SETACL Mailboxes\john.lennon\Freebusy Data SUMATRA\jerry.garcia Editor NO SETACL Mailboxes\john.lennon\TopofInformationStore\Calendar SUMATRA\jerry.garcia Editor NO SETACL Mailboxes\john.lennon\TopofInformationStore\Tasks SUMATRA\jerry.garcia Reviewer NO

Your step is to turn your UNIACCESSRIGHTS export into a file of this format that you can IMPORT into PFDAVADMIN to set the ACLs for Exchange. This is not very hard.

Of course it's in our test domain so everything is "SUMATRA," and "TopofInformationStore" should be "Top of Information Store" (but it breaks oddly in Blogger). You might also want to set the INBOX and OUTBOX permissions if you want them to respond to meeting requests for you.

NOTE: Be careful making any modifications to this file – it is very important that it be tab-delimited.

But you get the idea and there is enough information here for you to fly on your own now should you so choose.
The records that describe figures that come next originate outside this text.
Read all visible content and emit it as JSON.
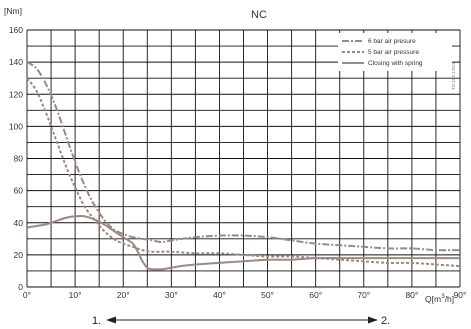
{
  "chart_data": {
    "type": "line",
    "title": "NC",
    "ylabel": "[Nm]",
    "xlabel": "Q[m",
    "xlabel_sup": "3",
    "xlabel_tail": "/h]",
    "doc_id": "TD 453-175/1",
    "xlim": [
      0,
      90
    ],
    "ylim": [
      0,
      160
    ],
    "x_ticks": [
      "0°",
      "10°",
      "20°",
      "30°",
      "40°",
      "50°",
      "60°",
      "70°",
      "80°",
      "90°"
    ],
    "x_tick_values": [
      0,
      10,
      20,
      30,
      40,
      50,
      60,
      70,
      80,
      90
    ],
    "y_ticks": [
      "0",
      "20",
      "40",
      "60",
      "80",
      "100",
      "120",
      "140",
      "160"
    ],
    "y_tick_values": [
      0,
      20,
      40,
      60,
      80,
      100,
      120,
      140,
      160
    ],
    "grid": true,
    "legend_position": "top-right",
    "series": [
      {
        "name": "6 bar air presure",
        "dash": "dashdot",
        "color": "#9c8982",
        "x": [
          0,
          2,
          4,
          6,
          8,
          10,
          12,
          14,
          16,
          18,
          20,
          22,
          24,
          26,
          28,
          30,
          35,
          40,
          45,
          50,
          55,
          60,
          65,
          70,
          75,
          80,
          85,
          90
        ],
        "y": [
          140,
          136,
          126,
          112,
          95,
          78,
          63,
          51,
          42,
          36,
          33,
          31,
          30,
          29,
          28,
          29,
          31,
          32,
          32,
          31,
          29,
          27,
          26,
          25,
          24,
          24,
          23,
          23
        ]
      },
      {
        "name": "5 bar air pressure",
        "dash": "dashed",
        "color": "#9c8982",
        "x": [
          0,
          2,
          4,
          6,
          8,
          10,
          12,
          14,
          16,
          18,
          20,
          22,
          24,
          26,
          28,
          30,
          35,
          40,
          45,
          50,
          55,
          60,
          65,
          70,
          75,
          80,
          85,
          90
        ],
        "y": [
          130,
          122,
          108,
          92,
          76,
          62,
          50,
          42,
          35,
          30,
          27,
          25,
          23,
          22,
          22,
          22,
          21,
          21,
          20,
          19,
          19,
          18,
          17,
          16,
          15,
          15,
          14,
          13
        ]
      },
      {
        "name": "Closing with spring",
        "dash": "solid",
        "color": "#9c8982",
        "x": [
          0,
          2,
          4,
          6,
          8,
          10,
          12,
          14,
          16,
          18,
          20,
          22,
          23,
          24,
          25,
          26,
          27,
          28,
          30,
          32,
          35,
          40,
          45,
          50,
          55,
          60,
          65,
          70,
          75,
          80,
          85,
          90
        ],
        "y": [
          37,
          38,
          39,
          41,
          43,
          44,
          44,
          42,
          39,
          35,
          31,
          27,
          22,
          16,
          12,
          11,
          11,
          11,
          12,
          13,
          14,
          15,
          16,
          17,
          17,
          18,
          18,
          18,
          18,
          18,
          18,
          18
        ]
      }
    ],
    "range_labels": [
      "1.",
      "2."
    ]
  }
}
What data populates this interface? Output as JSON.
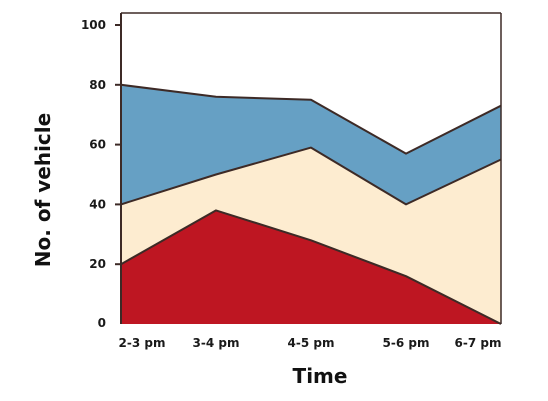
{
  "chart_data": {
    "type": "area",
    "stacked": true,
    "title": "",
    "xlabel": "Time",
    "ylabel": "No. of vehicle",
    "categories": [
      "2-3 pm",
      "3-4 pm",
      "4-5 pm",
      "5-6 pm",
      "6-7 pm"
    ],
    "ylim": [
      0,
      100
    ],
    "yticks": [
      0,
      20,
      40,
      60,
      80,
      100
    ],
    "grid": false,
    "legend": "none",
    "series": [
      {
        "values": [
          20,
          38,
          28,
          16,
          0
        ],
        "color": "#be1622"
      },
      {
        "values": [
          20,
          12,
          31,
          24,
          55
        ],
        "color": "#fdecd0"
      },
      {
        "values": [
          40,
          26,
          16,
          17,
          18
        ],
        "color": "#66a0c4"
      }
    ],
    "outline_color": "#3d2a26"
  }
}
Note the key things about this:

• With your own scripting the cost to you is zero for additional tools
• It puts the permissions part of the migration entirely within your hands

PFDAVAdmin and Calendar Delegate Permissions

Update on August 28, 2011: I noticed the popularity of this posting has risen A LOT lately.  If you are in Exchnage 2010, ignore this and read our more recent post Exchange 2010 Calendar Permissions Using PowerShell.
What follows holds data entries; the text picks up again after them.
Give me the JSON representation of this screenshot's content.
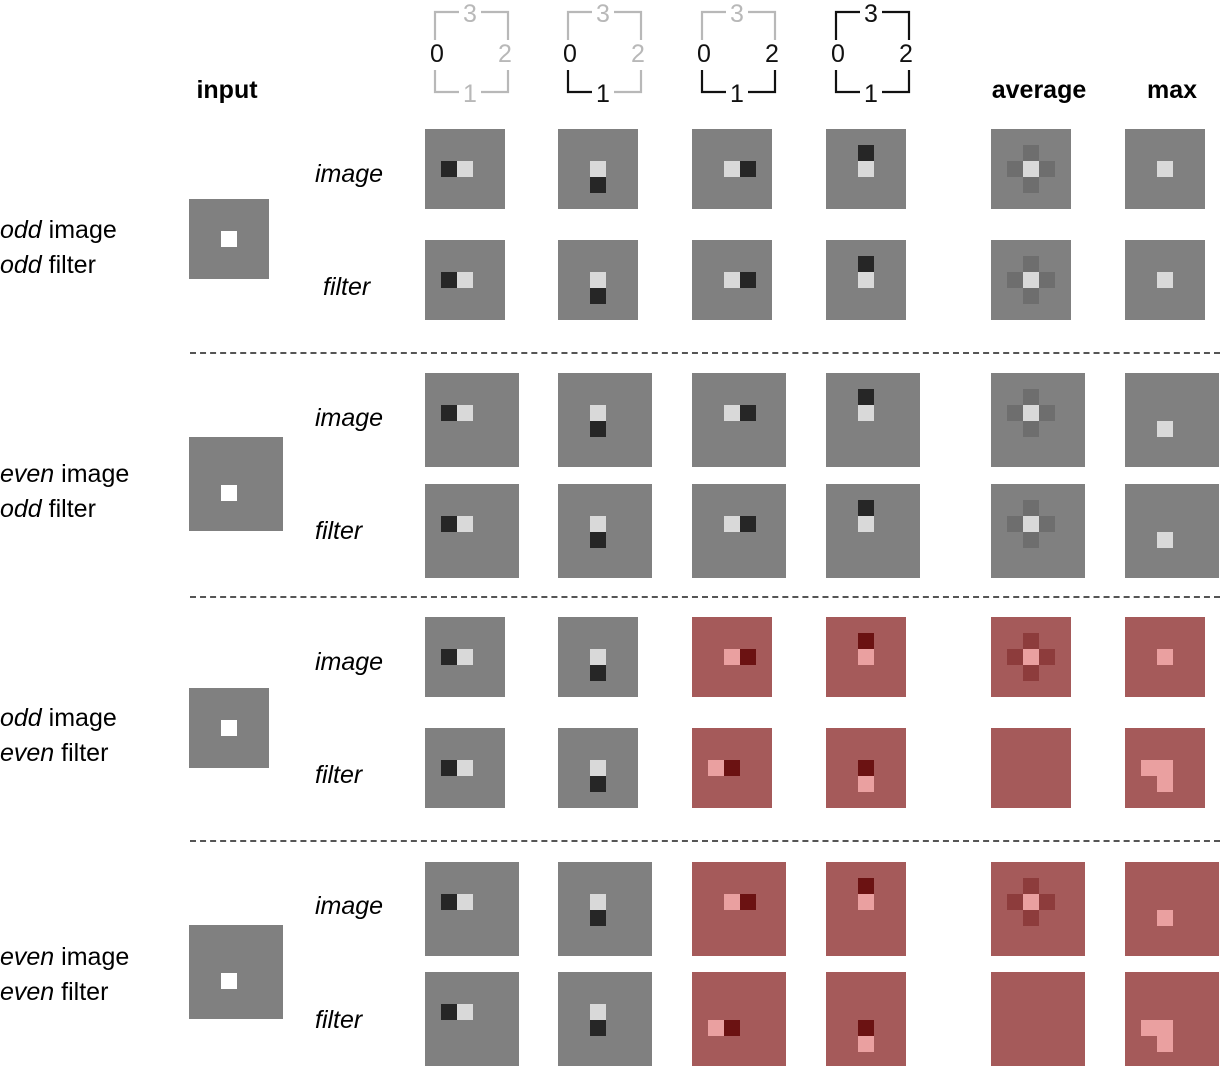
{
  "headers": {
    "input": "input",
    "average": "average",
    "max": "max"
  },
  "rotation_icons": [
    {
      "labels": [
        "0",
        "1",
        "2",
        "3"
      ],
      "dark": [
        "0"
      ]
    },
    {
      "labels": [
        "0",
        "1",
        "2",
        "3"
      ],
      "dark": [
        "0",
        "1"
      ]
    },
    {
      "labels": [
        "0",
        "1",
        "2",
        "3"
      ],
      "dark": [
        "0",
        "1",
        "2"
      ]
    },
    {
      "labels": [
        "0",
        "1",
        "2",
        "3"
      ],
      "dark": [
        "0",
        "1",
        "2",
        "3"
      ]
    }
  ],
  "sub_labels": {
    "image": "image",
    "filter": "filter"
  },
  "groups": [
    {
      "image_parity": "odd",
      "image_word": "image",
      "filter_parity": "odd",
      "filter_word": "filter"
    },
    {
      "image_parity": "even",
      "image_word": "image",
      "filter_parity": "odd",
      "filter_word": "filter"
    },
    {
      "image_parity": "odd",
      "image_word": "image",
      "filter_parity": "even",
      "filter_word": "filter"
    },
    {
      "image_parity": "even",
      "image_word": "image",
      "filter_parity": "even",
      "filter_word": "filter"
    }
  ],
  "colors": {
    "gray_bg": "#808080",
    "red_bg": "#a55a5a",
    "white": "#ffffff",
    "light": "#d9d9d9",
    "dark": "#262626",
    "avg_mid": "#6e6e6e",
    "red_light": "#eaa0a0",
    "red_dark": "#6b1212",
    "red_mid": "#8d3c3c",
    "divider": "#555555"
  }
}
In every generation a utility comes along which can address some of nastier sturm und drang of the harried calendar administrator trying to set up Delegate permissions. In ours it is PFDAVAdmin.

Now those of you who have been faithful followers of the vagaries of migrating Proxy or Designate information into Exchange/Outlook Delegate information will be a little surprised by what comes next: this method looks like it works, it looks like it works for both Exchange 2003 and 2007, and it looks like it takes way less time than any of our previous methods. AND it's all built around the off-the-shelf PFDAVAdmin.
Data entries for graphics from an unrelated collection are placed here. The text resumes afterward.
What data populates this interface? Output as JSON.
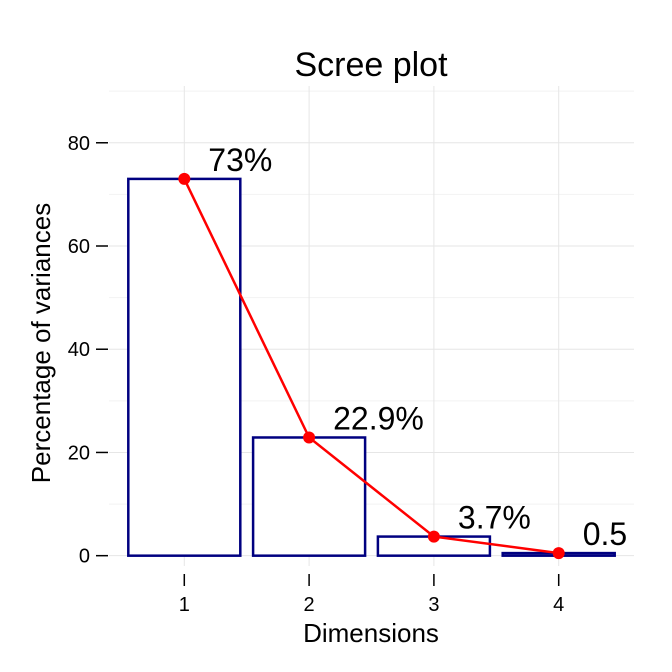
{
  "chart_data": {
    "type": "bar",
    "title": "Scree plot",
    "xlabel": "Dimensions",
    "ylabel": "Percentage of variances",
    "categories": [
      "1",
      "2",
      "3",
      "4"
    ],
    "values": [
      73,
      22.9,
      3.7,
      0.5
    ],
    "data_labels": [
      "73%",
      "22.9%",
      "3.7%",
      "0.5"
    ],
    "ylim": [
      -2,
      91
    ],
    "y_ticks": [
      0,
      20,
      40,
      60,
      80
    ],
    "y_tick_labels": [
      "0",
      "20",
      "40",
      "60",
      "80"
    ],
    "grid": true,
    "legend": "none",
    "overlay": {
      "type": "line",
      "values": [
        73,
        22.9,
        3.7,
        0.5
      ],
      "markers": true
    },
    "colors": {
      "bar_outline": "#000080",
      "bar_fill": "#ffffff",
      "line": "#ff0000",
      "point": "#ff0000",
      "grid": "#e6e6e6"
    }
  }
}
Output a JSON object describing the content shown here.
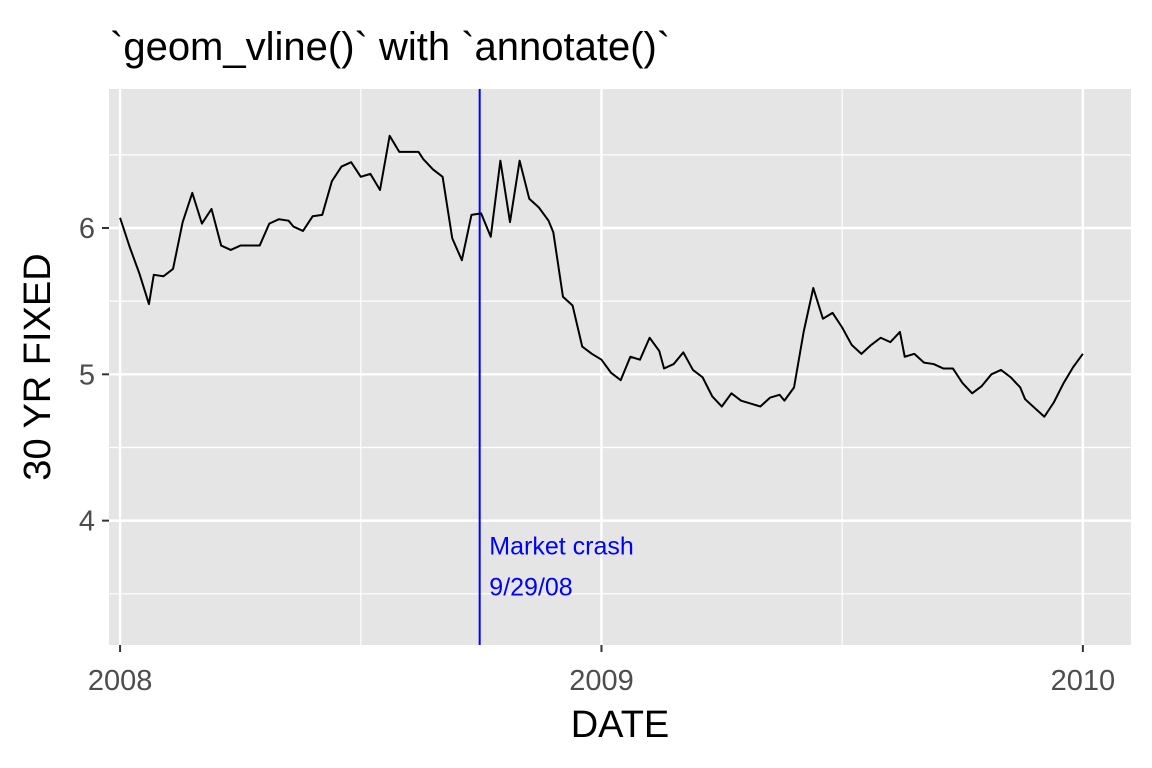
{
  "chart_data": {
    "type": "line",
    "title": "`geom_vline()` with `annotate()`",
    "xlabel": "DATE",
    "ylabel": "30 YR FIXED",
    "xlim": [
      2007.977,
      2010.1
    ],
    "ylim": [
      3.15,
      6.95
    ],
    "x_ticks": [
      2008,
      2009,
      2010
    ],
    "x_minor_ticks": [
      2008.5,
      2009.5
    ],
    "y_ticks": [
      4,
      5,
      6
    ],
    "y_minor_ticks": [
      3.5,
      4.5,
      5.5,
      6.5
    ],
    "grid": true,
    "background": "#e5e5e5",
    "line_color": "#000000",
    "series": [
      {
        "x": [
          2008.0,
          2008.02,
          2008.04,
          2008.06,
          2008.07,
          2008.09,
          2008.11,
          2008.13,
          2008.15,
          2008.17,
          2008.19,
          2008.21,
          2008.23,
          2008.25,
          2008.27,
          2008.29,
          2008.31,
          2008.33,
          2008.35,
          2008.36,
          2008.38,
          2008.4,
          2008.42,
          2008.44,
          2008.46,
          2008.48,
          2008.5,
          2008.52,
          2008.54,
          2008.56,
          2008.58,
          2008.6,
          2008.62,
          2008.63,
          2008.65,
          2008.67,
          2008.69,
          2008.71,
          2008.73,
          2008.75,
          2008.77,
          2008.79,
          2008.81,
          2008.83,
          2008.85,
          2008.87,
          2008.89,
          2008.9,
          2008.92,
          2008.94,
          2008.96,
          2008.98,
          2009.0,
          2009.02,
          2009.04,
          2009.06,
          2009.08,
          2009.1,
          2009.12,
          2009.13,
          2009.15,
          2009.17,
          2009.19,
          2009.21,
          2009.23,
          2009.25,
          2009.27,
          2009.29,
          2009.31,
          2009.33,
          2009.35,
          2009.37,
          2009.38,
          2009.4,
          2009.42,
          2009.44,
          2009.46,
          2009.48,
          2009.5,
          2009.52,
          2009.54,
          2009.56,
          2009.58,
          2009.6,
          2009.62,
          2009.63,
          2009.65,
          2009.67,
          2009.69,
          2009.71,
          2009.73,
          2009.75,
          2009.77,
          2009.79,
          2009.81,
          2009.83,
          2009.85,
          2009.87,
          2009.88,
          2009.9,
          2009.92,
          2009.94,
          2009.96,
          2009.98,
          2010.0
        ],
        "values": [
          6.07,
          5.87,
          5.69,
          5.48,
          5.68,
          5.67,
          5.72,
          6.04,
          6.24,
          6.03,
          6.13,
          5.88,
          5.85,
          5.88,
          5.88,
          5.88,
          6.03,
          6.06,
          6.05,
          6.01,
          5.98,
          6.08,
          6.09,
          6.32,
          6.42,
          6.45,
          6.35,
          6.37,
          6.26,
          6.63,
          6.52,
          6.52,
          6.52,
          6.47,
          6.4,
          6.35,
          5.93,
          5.78,
          6.09,
          6.1,
          5.94,
          6.46,
          6.04,
          6.46,
          6.2,
          6.14,
          6.05,
          5.97,
          5.53,
          5.47,
          5.19,
          5.14,
          5.1,
          5.01,
          4.96,
          5.12,
          5.1,
          5.25,
          5.16,
          5.04,
          5.07,
          5.15,
          5.03,
          4.98,
          4.85,
          4.78,
          4.87,
          4.82,
          4.8,
          4.78,
          4.84,
          4.86,
          4.82,
          4.91,
          5.29,
          5.59,
          5.38,
          5.42,
          5.32,
          5.2,
          5.14,
          5.2,
          5.25,
          5.22,
          5.29,
          5.12,
          5.14,
          5.08,
          5.07,
          5.04,
          5.04,
          4.94,
          4.87,
          4.92,
          5.0,
          5.03,
          4.98,
          4.91,
          4.83,
          4.77,
          4.71,
          4.81,
          4.94,
          5.05,
          5.14
        ]
      }
    ],
    "vline": {
      "x": 2008.747,
      "color": "#0000ff"
    },
    "annotation": {
      "lines": [
        "Market crash",
        "9/29/08"
      ],
      "x": 2008.767,
      "y": [
        3.83,
        3.55
      ],
      "color": "#0000ff"
    }
  }
}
So Step 1. is to Install PFDAVAdmin

It comes with its own documentation but there are also some good online examples and debugging:

http://www.msexchange.org/articles/PFDavAdmin-tool-Part2.html

http://technet.microsoft.com/en-us/library/bb508858(EXCHG.65).aspx

http://mostlyexchange.blogspot.com/2008/01/pfdavadmin-exchange-2007-and-v11-net.html

To run this in Exchange 2003 do not forget to use a service account with appropriate permissions:
http://support.microsoft.com/default.aspx?scid=kb;en-us;821897

For Exchange 2007 your usual migration service account should suffice.

Step 2.) Run the appropriate Database Query (from Sumatra) to generate an output text file. If you are already in the middle of testing your database migration you can ask us to take you through the query. Your output file will look like this:

# ************************************************************************ # Created for PFDAVAdmin 2.8 # Friday, August 29, 2008 3:47:25 PM # ************************************************************************ # # This export format is only usable with PFDAVAdmin 2.0 and later. # # ************************************************************************ SETACL Mailboxes\riuliano\Freebusy Data VM\zyg Reviewer NT AUTHORITY\ANONYMOUS LOGON None NO SETACL Mailboxes\riuliano\Top of Information Store\Calendar VM\zyg Reviewer NT AUTHORITY\ANONYMOUS LOGON None NO SETACL Mailboxes\zyg\Freebusy Data VM\riuliano Reviewer NT AUTHORITY\ANONYMOUS LOGON None NO SETACL Mailboxes\zyg\Top of Information Store\Calendar VM\riuliano Reviewer NT AUTHORITY\ANONYMOUS LOGON None NO

Here riuliano makes zyg on domain VM his Reviewer (which corresponds to a Read-Only Proxy) and vice-versa. International users may have to modify this to translate "Calendar" as appropriate (i.e., Calendario, Calendrier, Kalender, Calendário). I do not know if PFDAVAdmin will work with 2-byte character sets.

Step 3
Open PFDAVADMIN. Connect to your Exchange server (you will need adequate Permissions to do this). Select Tools-Import and point to the output file above.

Step 4
PFDAVAdmin will set up all appropriate permissions to share calendars as per your Meeting Maker options.

The log file for PFDAVAdmin will contain any problems (which in our experience with this have usually involved permissions).